Mengingat bahwa setiap
paslon membawa banyak kepentingan di belakangnya, maka sungguh kita harus sadar
bahwa sebagai pemilih, tidak bisa cukup mempertimbangkan hanya dengan kata
hati. Lebih jauh dari itu, kita harus lihat apa dan siapa di belakangnya.
Karena sesungguhnya, “yang dibelakang” inilah penentu lima tahun ke depan.
Bukan soal siapa yang
memimpin.
Tapi dia memimpin untuk
apa dan siapa? Ini yang perlu dicermati.
Jadi, Ahok maupun Anis
itu sama sekali ngga berbahaya. Sungguh. Apa sih artinya dua orang itu? Kalau
ada apa-apa terus seluruh jakarta melawan, bisa habis juga kan mereka? Begitu
juga siapapun yang jadi presiden, sesungguhnya bukan inti dari gejolak yang
terjadi di masyarakat. Kekuatan di belakang mereka, yang jadi motivasi
sesungguhnya, akan bertindak sesuai rencana yang sudah disusun matang. Inilah
yang seringkali tidak disadari oleh banyak orang.
Jadi, siapkah dengan
semua kemungkinan?
Sekarang, masih mau
berdalih? “Ah, serahkan saja sama hukum.
Negara ini adalah negara hukum. Semua bisa diselesaikan dibawah payung hukum.”

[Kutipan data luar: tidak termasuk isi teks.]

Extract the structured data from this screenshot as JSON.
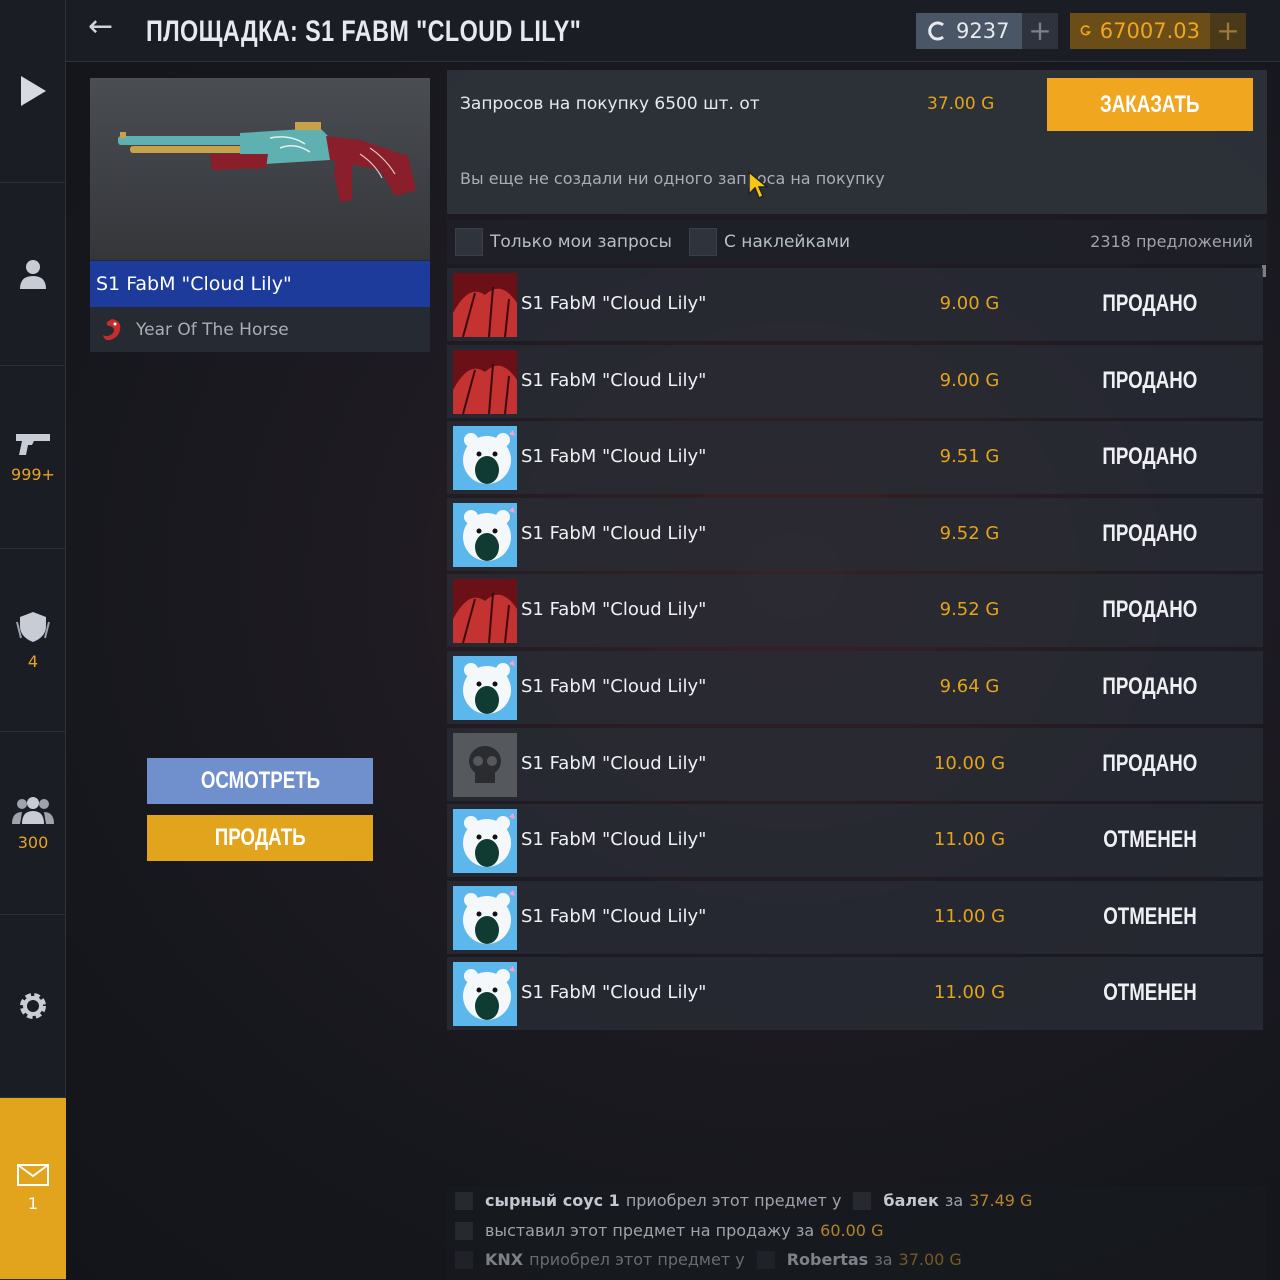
{
  "header": {
    "title": "ПЛОЩАДКА: S1 FABM \"CLOUD LILY\"",
    "crowns": "9237",
    "gold": "67007.03",
    "plus": "+"
  },
  "rail": {
    "weapons_count": "999+",
    "achievements_count": "4",
    "friends_count": "300",
    "mail_count": "1"
  },
  "item": {
    "name": "S1 FabM \"Cloud Lily\"",
    "collection": "Year Of The Horse",
    "view_label": "ОСМОТРЕТЬ",
    "sell_label": "ПРОДАТЬ"
  },
  "requests": {
    "summary": "Запросов на покупку 6500 шт. от",
    "min_price": "37.00 G",
    "order_label": "ЗАКАЗАТЬ",
    "empty_text": "Вы еще не создали ни одного запроса на покупку"
  },
  "filters": {
    "my_requests": "Только мои запросы",
    "with_stickers": "С наклейками",
    "offers_count": "2318 предложений"
  },
  "rows": [
    {
      "thumb": "red",
      "name": "S1 FabM \"Cloud Lily\"",
      "price": "9.00 G",
      "status": "ПРОДАНО"
    },
    {
      "thumb": "red",
      "name": "S1 FabM \"Cloud Lily\"",
      "price": "9.00 G",
      "status": "ПРОДАНО"
    },
    {
      "thumb": "bear",
      "name": "S1 FabM \"Cloud Lily\"",
      "price": "9.51 G",
      "status": "ПРОДАНО"
    },
    {
      "thumb": "bear",
      "name": "S1 FabM \"Cloud Lily\"",
      "price": "9.52 G",
      "status": "ПРОДАНО"
    },
    {
      "thumb": "red",
      "name": "S1 FabM \"Cloud Lily\"",
      "price": "9.52 G",
      "status": "ПРОДАНО"
    },
    {
      "thumb": "bear",
      "name": "S1 FabM \"Cloud Lily\"",
      "price": "9.64 G",
      "status": "ПРОДАНО"
    },
    {
      "thumb": "skull",
      "name": "S1 FabM \"Cloud Lily\"",
      "price": "10.00 G",
      "status": "ПРОДАНО"
    },
    {
      "thumb": "bear",
      "name": "S1 FabM \"Cloud Lily\"",
      "price": "11.00 G",
      "status": "ОТМЕНЕН"
    },
    {
      "thumb": "bear",
      "name": "S1 FabM \"Cloud Lily\"",
      "price": "11.00 G",
      "status": "ОТМЕНЕН"
    },
    {
      "thumb": "bear",
      "name": "S1 FabM \"Cloud Lily\"",
      "price": "11.00 G",
      "status": "ОТМЕНЕН"
    }
  ],
  "history": [
    {
      "user": "сырный соус 1",
      "action": "приобрел этот предмет у",
      "seller": "балек",
      "za": "за",
      "price": "37.49 G"
    },
    {
      "user": "",
      "action": "выставил этот предмет на продажу за",
      "seller": "",
      "za": "",
      "price": "60.00 G"
    },
    {
      "user": "KNX",
      "action": "приобрел этот предмет у",
      "seller": "Robertas",
      "za": "за",
      "price": "37.00 G"
    }
  ],
  "colors": {
    "accent_gold": "#e3a41d",
    "selected_blue": "#1d3b9a",
    "view_button": "#6f8fcd"
  }
}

Oh, tolong buka mata, telinga, dan hati seluas-luasnya. Kurang bukti apa kita
dengan berbagai aksi di negeri ini. Mulai dari yang dihadiri segelintir orang
sampai jutaan, bisakah meredam keinginan para penguasa yang sesungguhnya?

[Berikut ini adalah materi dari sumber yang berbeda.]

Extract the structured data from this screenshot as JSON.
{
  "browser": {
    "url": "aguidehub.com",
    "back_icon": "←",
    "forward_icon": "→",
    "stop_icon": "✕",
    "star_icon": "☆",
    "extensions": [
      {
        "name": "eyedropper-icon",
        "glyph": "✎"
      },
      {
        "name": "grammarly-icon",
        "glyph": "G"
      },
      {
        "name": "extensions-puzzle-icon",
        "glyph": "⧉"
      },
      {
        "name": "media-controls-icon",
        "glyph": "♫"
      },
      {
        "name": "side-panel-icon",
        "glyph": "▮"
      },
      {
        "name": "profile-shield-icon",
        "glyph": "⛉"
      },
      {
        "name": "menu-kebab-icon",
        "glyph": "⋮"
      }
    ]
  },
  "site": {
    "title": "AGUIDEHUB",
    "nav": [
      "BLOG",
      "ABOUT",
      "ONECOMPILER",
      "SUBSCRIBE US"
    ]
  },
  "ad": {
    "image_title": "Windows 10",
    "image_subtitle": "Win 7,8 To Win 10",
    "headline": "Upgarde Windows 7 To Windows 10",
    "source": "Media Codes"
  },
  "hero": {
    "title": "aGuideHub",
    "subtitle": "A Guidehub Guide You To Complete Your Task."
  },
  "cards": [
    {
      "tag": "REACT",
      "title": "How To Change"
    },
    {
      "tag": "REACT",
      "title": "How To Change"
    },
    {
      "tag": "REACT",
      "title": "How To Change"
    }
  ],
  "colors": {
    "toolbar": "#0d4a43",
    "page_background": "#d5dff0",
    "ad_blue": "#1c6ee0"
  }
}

Sekedar pereda nyeri, mungkin saja. Hukum negeri ini, diakui atau tidak, sudah
banyak dimanipulasi oleh penguasa sendiri.
“Sudah terbukti kan,
yang non muslim selama ini bisa jadi pemimpin yang baik, apa salahnya
diteruskan?” Hello, coba cermati kata “baik”, pahami benar apa maksudnya. Lalu
bandingkan dengan fakta. Jangan asal bicara, pikirkan saja.
Lagi, aneh sih umat
islam ini. Diminta loyal sama iman sendiri masih cari dalih pembenaran. Giliran
diminta loyal sama “orang lain” malah dengan mudah mengiyakan. Sebenarnya siapa
yang ngga konsisten? Ah, kaca mana kaca?
Apa yang ada
dibaliknya, bisa dilihat dari siapa yang paling “repot” ketika dia bikin ulah.
Jelas, kan?
Sudah, mari pikirkan
lagi mau jadi seperti apa lima tahun kedepan. Eh, bukan hanya itu. Tanyakan
lagi dalam diri sendiri, iman sedang berdiri di mana? Barangkali masih main ke
tetangga sebelah ^_^
Apa beda dampaknya lima
tahun ke depan?
Asal tahu saja,
negara-negara tetangga itu bisa maju baik secara ekonomi, teknologi, maupun
pendidikan karena apa sih? Apa karena mereka banyak kasus korupsi seperti di
negeri kita? Ambil contoh, Malaysia, Singapura, China, dan Amerika. Atau
kejauhan? Bisa Jepang dan Australia, tidak masalah. Beberapa negara maju itu
beberapa puluh tahun yang lalu bahkan kondisinya lebih buruk dari Indonesia.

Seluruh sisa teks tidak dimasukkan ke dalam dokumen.